Agitation and conflict continued in Lisbon, instigated in many cases by republican youth and their supporters; there were many arrests and the discovery of stockpiles of arms and bombs. These developments created an increasingly volatile situation. Franco then prohibited all public meetings, imposed stricter controls on press freedom and began to take judicial action against “all cases of offenses against the state”. The king became further embroiled in events when he replaced the elected municipal councils by nominated committees and gave himself the power to nominate an unlimited number of life peers to the upper house.

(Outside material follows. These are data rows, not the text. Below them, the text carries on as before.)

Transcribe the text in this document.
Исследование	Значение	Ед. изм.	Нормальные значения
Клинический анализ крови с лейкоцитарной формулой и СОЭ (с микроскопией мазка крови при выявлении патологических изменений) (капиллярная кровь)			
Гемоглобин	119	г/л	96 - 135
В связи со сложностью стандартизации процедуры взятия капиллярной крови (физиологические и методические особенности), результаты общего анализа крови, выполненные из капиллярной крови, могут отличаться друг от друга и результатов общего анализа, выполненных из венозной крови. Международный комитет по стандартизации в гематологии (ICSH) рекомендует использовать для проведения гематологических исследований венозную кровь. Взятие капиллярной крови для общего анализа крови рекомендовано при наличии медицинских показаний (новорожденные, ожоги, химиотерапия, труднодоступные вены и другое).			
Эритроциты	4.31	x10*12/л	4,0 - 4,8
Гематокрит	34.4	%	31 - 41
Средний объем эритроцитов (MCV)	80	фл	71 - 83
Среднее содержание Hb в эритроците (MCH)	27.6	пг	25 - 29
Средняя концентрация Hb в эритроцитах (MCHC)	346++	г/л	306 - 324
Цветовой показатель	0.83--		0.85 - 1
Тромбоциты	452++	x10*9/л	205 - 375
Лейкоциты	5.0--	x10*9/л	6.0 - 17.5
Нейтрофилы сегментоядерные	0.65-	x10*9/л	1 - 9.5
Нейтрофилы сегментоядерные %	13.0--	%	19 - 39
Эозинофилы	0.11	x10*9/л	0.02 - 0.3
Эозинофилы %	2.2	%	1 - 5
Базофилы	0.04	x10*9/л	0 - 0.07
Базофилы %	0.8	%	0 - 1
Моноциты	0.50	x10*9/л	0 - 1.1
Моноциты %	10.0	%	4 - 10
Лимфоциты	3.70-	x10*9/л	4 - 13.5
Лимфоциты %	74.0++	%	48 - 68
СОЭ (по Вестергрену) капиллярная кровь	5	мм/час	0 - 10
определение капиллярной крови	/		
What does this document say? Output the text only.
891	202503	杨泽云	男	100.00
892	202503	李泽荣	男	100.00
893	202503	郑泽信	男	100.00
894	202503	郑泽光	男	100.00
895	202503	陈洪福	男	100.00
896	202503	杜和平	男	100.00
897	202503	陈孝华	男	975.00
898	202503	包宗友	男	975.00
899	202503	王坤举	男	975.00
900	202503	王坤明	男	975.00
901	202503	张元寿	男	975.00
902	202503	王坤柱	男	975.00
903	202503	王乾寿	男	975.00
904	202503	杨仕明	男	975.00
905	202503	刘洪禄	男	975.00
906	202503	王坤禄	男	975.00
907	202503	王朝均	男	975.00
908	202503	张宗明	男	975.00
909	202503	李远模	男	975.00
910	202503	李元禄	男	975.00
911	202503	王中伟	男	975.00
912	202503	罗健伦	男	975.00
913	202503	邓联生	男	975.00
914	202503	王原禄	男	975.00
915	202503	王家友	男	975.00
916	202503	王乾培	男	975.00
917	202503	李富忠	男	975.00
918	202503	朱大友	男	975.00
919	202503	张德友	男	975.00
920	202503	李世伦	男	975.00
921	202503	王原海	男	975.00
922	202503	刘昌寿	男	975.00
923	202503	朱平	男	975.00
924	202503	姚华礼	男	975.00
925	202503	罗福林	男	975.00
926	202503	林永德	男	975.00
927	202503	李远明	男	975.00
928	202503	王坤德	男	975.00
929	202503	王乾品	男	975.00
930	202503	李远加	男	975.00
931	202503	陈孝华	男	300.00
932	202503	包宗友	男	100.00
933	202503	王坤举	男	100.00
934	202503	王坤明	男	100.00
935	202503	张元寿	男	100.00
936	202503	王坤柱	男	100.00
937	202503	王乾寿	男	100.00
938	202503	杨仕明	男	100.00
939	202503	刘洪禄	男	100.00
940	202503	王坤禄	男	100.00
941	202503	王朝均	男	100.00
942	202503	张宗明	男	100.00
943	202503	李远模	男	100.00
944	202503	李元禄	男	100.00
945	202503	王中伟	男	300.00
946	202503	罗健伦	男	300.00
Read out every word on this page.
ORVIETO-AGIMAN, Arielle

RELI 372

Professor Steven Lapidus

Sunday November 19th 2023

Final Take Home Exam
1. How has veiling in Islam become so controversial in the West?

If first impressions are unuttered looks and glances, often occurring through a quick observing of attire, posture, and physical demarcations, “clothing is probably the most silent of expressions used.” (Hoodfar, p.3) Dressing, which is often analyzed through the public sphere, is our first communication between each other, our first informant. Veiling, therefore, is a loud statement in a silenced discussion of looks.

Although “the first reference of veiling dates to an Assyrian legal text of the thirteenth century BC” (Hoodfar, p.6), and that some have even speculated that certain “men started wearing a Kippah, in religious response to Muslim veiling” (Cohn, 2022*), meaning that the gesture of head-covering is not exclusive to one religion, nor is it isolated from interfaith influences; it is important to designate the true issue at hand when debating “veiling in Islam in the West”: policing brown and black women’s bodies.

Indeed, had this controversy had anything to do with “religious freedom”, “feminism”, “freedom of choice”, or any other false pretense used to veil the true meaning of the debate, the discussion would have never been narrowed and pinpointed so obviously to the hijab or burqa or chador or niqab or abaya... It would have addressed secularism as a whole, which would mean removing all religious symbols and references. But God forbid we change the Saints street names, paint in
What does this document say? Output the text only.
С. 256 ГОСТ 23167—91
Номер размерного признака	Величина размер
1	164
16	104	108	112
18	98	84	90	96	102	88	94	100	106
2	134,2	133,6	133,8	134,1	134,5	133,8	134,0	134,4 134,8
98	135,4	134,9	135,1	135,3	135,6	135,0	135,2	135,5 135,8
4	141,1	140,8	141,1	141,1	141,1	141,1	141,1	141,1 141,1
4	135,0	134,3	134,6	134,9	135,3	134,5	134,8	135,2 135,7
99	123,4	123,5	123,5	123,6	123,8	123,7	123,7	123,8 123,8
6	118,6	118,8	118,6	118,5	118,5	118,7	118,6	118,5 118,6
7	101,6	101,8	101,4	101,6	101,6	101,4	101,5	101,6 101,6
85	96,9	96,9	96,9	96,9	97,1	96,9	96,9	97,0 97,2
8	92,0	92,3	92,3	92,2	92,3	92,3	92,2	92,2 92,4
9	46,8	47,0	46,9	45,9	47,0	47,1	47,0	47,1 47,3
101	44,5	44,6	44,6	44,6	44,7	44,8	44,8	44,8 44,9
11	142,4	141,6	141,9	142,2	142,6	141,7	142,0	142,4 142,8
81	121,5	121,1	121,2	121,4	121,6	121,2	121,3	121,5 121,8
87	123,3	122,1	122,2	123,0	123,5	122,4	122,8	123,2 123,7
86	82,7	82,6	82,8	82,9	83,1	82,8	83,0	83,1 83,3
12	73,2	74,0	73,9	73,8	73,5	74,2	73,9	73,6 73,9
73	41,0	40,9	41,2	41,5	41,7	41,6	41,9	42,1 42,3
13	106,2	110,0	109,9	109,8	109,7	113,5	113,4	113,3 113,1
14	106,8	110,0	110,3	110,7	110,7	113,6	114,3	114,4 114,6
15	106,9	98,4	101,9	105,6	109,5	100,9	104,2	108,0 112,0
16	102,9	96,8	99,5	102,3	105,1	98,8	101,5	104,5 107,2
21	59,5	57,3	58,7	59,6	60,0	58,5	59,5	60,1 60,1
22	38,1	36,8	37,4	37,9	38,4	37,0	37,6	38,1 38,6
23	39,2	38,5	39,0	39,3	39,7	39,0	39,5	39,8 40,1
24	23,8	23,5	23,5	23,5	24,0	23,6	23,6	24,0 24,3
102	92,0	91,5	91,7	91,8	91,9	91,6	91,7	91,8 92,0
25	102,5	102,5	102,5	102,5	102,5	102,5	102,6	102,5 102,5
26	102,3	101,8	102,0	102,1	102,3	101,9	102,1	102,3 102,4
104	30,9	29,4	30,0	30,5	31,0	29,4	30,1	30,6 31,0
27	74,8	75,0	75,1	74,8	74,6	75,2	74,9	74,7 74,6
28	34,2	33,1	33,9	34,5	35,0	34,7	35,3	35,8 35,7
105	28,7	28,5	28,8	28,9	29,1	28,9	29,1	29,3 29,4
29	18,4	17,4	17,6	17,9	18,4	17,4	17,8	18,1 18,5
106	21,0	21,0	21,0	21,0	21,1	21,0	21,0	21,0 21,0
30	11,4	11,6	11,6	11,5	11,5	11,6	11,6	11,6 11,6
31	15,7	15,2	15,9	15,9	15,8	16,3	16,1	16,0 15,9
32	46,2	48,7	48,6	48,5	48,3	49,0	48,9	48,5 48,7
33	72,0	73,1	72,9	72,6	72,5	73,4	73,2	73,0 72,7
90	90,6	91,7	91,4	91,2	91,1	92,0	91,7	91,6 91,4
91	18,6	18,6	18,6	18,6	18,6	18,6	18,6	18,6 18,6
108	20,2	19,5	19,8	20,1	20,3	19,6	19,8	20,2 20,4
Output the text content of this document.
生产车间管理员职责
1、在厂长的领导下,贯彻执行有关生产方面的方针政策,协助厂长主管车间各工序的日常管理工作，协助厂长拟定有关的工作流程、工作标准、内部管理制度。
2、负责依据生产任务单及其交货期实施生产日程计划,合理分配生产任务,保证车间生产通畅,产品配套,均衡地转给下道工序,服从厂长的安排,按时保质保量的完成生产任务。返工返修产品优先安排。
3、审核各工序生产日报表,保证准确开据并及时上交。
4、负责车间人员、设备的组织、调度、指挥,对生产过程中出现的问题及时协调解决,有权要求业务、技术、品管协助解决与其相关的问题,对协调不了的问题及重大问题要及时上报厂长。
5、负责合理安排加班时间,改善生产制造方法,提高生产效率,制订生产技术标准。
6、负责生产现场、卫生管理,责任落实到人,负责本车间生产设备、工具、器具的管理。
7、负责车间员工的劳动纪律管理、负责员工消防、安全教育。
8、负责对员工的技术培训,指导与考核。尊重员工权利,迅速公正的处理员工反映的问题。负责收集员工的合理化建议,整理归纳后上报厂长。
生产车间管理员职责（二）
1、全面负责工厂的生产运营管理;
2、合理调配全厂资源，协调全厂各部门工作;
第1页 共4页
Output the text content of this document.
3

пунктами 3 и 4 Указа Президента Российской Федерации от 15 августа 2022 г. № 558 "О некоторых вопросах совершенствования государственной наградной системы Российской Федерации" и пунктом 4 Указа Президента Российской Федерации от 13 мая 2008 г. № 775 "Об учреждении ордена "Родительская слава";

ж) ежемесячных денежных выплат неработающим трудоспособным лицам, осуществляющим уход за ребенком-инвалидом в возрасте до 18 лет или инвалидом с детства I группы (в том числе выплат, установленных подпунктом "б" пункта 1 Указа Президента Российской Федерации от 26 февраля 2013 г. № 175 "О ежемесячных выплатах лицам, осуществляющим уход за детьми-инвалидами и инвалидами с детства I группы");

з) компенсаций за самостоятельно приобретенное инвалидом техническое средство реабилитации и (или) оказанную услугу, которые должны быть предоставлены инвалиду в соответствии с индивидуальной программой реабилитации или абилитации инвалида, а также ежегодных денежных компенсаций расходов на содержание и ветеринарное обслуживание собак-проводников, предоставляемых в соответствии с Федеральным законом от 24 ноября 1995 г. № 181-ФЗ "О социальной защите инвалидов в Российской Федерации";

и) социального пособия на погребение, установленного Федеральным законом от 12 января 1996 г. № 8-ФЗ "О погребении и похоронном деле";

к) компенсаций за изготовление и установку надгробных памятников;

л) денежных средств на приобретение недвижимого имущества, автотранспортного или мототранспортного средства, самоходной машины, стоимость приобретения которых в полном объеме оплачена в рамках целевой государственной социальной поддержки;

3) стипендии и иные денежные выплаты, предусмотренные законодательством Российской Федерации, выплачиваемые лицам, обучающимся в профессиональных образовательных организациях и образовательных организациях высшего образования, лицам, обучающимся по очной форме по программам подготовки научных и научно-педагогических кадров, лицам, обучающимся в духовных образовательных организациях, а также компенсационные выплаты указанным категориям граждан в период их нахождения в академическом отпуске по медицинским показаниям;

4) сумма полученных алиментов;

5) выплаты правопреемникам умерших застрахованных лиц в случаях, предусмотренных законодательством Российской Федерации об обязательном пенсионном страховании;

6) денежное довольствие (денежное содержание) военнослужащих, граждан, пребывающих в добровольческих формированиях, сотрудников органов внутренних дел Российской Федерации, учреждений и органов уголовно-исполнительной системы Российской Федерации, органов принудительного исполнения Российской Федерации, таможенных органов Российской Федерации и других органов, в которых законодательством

The republicans held him responsible for many of the problems in the country.
reparations for the King's assassination were made in advance, according to evidence obtained at the home of assassin Manuel Buíça on 28 January. At the end of 1907, during a conference at Café Brébant on Boulevard Poissonière in Paris, a group of Portuguese politicians and French revolutionaries had already planned the liquidation of the head of government. On the morning of 1 February in the Quinta do Ché (in the parish of Santa Maria dos Olivais) and the days preceding it, the conspirators confirmed their decision to proceed with the attempt.
The King, Queen and Prince Royal had been on a month-long retreat at the Vila Viçosa in the Alentejo, where they routinely spent time hunting during the winter. The previous political events had forced King Carlos to cut his retreat short and to return to Lisbon, the royal family catching the train from Vila Viçosa on the morning of 1 February.
There were only a few people in the Terreiro do Paço as the carriage rounded the eastern part of the square and the first shot rang out. As reported later, a bearded man had walked out into the road after the carriage had passed; he removed a Winchester carbine rifle hidden under his overcoat, knelt on one knee and fired at the King from a distance of about 8 metres . The shot struck the king's neck, killing him instantly; another gunman in the square opened fire at the carriage while onlookers ran in panic. The assassins then turned their attention to the Prince Royal, Luís Filipe, the prince was struck by a large-caliber shot which exited from the top of his skull.
The assassination of King Carlos and the Prince Royal was the effective end of a constitutional monarchy in Portugal (later confirmed by the 5 October 1910 revolution). The regime functioned for another 33 months with growing agitation and demands for reform (although considerably less than in the future First Republic). It cannot be denied that the weak and permissive attitude in the Government of Acclamation was an incentive for the Republican Party to attempt another coup.